State funding for those schools, though, hasn’t kept pace, the audit found. Funding per student declined from $8,312 to $7,024 during the same time period, the audit found. Research by the State Higher Education Executive Officers Association has found similar results, with Georgia’s decline about average nationally since the Great Recession.
USG officials noted their schools’ average tuition, about $7,100 a year, is the sixth lowest among the 16 states in the Southern Regional Education Board.
Some students may not take comfort in such rankings.
At the College of Coastal Georgia, a growing campus with about 3,500 students where Tuesday’s meeting took place, many students are working part-time jobs and taking out loans to pay for school, said Foster Hayes, a junior who is the student government association president.
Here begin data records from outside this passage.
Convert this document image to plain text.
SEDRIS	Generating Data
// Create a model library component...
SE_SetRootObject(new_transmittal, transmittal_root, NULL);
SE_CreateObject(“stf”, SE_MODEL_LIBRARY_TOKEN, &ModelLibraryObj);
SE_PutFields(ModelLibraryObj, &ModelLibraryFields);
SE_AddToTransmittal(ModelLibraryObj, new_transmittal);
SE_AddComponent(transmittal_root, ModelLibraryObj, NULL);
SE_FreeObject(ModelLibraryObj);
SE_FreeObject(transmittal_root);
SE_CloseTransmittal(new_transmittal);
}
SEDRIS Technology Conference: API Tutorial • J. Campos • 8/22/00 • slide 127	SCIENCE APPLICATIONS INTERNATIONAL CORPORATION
Hayes works about 20 hours a week as an assistant in the college’s admissions office.
Caitlin Shearer, a business administration major at the school, had mixed feelings about the increase.
“As a student, you never want to see an increase, but if it’s going to help the colleges statewide, it might be necessary,” said Shearer, 26.
Akiem Gordon, a junior studying accounting, said the 2 percent increase did not seem steep.
“I don’t see a problem,” said Gordon, who estimated his tuition is about $2,500 a semester. “It’s an affordable school.”
The board has tried steps to reduce student fees and other costs in recent years, such as an ongoing plan to phase out mandatory meal plans for commuter students. About one in five USG students live on campus, officials said Tuesday.
Student fees will stay the same at most schools, rise at some — the largest increase is $25 — and decrease at three, including UGA and Kennesaw State.
Athletic fees will remain the same at 25 of the 28 schools. Students at six USG institutions contributed almost $213 million in athletic fees to sports programs over a recent five-year stretch, according to data the schools provided to the Chronicle of Higher Education.
Kennesaw State and the University of North Georgia will decrease the cost of online tuition on average by 6 percent, while online tuition at the remaining schools will remain the same for the 2017-2018 academic year. KSU is also eliminating its mandatory commuter meal plans this fall.
“It’s the right thing to do,” KSU President Sam Olens said of the online and other fee reductions.